Dokuzuncusu; bugün liberallerin de kabul etmek zorunda kaldığı, üretimle gelişme ve büyümeyi Sosyalist Parti, o günden programına yazmıştı. Parti Programı’nın 50. Maddesi “Planlama ve Karma Ekonomi” başlığını taşıyordu. Buna göre, “büyük ve toplumsal üretime, dolayısıyla ekonominin doruklarına sosyalist üretim ilişkilerinin kumanda ettiği uzunca bir kuruluş dönemi boyunca ulusal ekonominin karma karakteri korunacak, sosyalist sektörün geliştiği planlı bir ekonomi ile piyasa mekanizmaları arasındaki ilişkiyi düzenlerken, ekonominin etkin işleyişini, çalışmanın özendirilmesini ve halkın ihtiyaçlarıyla üretim arasında gerçek bağlantının kurulmasını gözetecek”ti.(4)

Parti, bu cümleden olmak üzere çıkartığı “Çözüm 2” adlı “Emekçi İktidarında Emekçi Ekonomisi” adlı broşürde de, öncelikle “Ülkeyi 1980 bunalımına getiren, Demirel’in emperyalizme bağımlı ‘serbest piyasa’ ekonomisidir” diyerek, ekonomik sorunların kaynağını saptıyor; bunun yol açtığı ekonomik bozulmayı, işsizliği ve insan kirlenmesini inceliyor, “emekçilere refah sağlayan bir ekonomi kurmanın birinci koşulu, emekçilerin iktidara gelmesidir. Ekonomide üretici olan emekçi siyasette de üretici olacaktır”(5) diyerek, ekonominin üretime ve emekçi iktidarına dayanarak düzelebileceğini öngörüyordu.
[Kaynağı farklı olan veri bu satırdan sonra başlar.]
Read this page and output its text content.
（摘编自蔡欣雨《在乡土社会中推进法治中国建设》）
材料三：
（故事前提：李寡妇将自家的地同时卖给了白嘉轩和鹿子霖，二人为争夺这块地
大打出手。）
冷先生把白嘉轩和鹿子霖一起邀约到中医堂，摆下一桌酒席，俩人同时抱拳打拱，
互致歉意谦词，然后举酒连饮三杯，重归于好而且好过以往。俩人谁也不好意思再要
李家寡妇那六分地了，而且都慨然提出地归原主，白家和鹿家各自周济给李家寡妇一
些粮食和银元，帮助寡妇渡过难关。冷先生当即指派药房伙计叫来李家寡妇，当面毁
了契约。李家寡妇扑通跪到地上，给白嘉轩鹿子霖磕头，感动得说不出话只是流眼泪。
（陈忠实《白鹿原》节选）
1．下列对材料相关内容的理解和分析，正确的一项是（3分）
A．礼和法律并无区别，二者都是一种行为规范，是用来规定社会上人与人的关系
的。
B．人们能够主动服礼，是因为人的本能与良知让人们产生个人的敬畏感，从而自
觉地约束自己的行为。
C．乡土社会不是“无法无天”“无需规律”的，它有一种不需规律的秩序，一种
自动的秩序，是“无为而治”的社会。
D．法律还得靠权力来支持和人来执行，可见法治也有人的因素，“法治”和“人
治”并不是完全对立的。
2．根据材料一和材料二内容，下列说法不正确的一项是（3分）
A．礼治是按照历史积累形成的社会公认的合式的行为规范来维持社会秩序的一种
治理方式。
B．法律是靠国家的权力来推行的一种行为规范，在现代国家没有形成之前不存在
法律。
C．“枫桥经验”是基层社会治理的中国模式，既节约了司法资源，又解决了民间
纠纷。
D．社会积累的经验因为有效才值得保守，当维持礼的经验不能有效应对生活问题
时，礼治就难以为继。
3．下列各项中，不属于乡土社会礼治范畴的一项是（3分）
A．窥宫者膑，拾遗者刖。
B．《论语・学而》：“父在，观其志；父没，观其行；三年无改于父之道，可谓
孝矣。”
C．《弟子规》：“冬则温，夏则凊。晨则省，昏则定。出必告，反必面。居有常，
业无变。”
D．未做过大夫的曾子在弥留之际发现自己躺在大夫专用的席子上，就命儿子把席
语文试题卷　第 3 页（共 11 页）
Onuncu olarak ise; Sosyalist Parti, Anayasa Mahkemesi tarafından, “10.07.1992 gün, 1992/1 karar sayısı” ile kapatıldığı güne kadar verdiği mücadeleyle Türkiye İsçi Sınıfı tarihinde bir dönüm noktası olan 1989 Bahar Eylemleri ve 3 Ocak 1991 Genel Grev’inin örgütlenmesinde öncü bir tarihi rol oynadı. Sınıf mücadelesinin günümüze kadar gelen her yükselişinde 1989 Bahar Eylemleri, adeta bir milat olarak tekrar tekrar hatırlandı, yeni dersler çıkarıldı.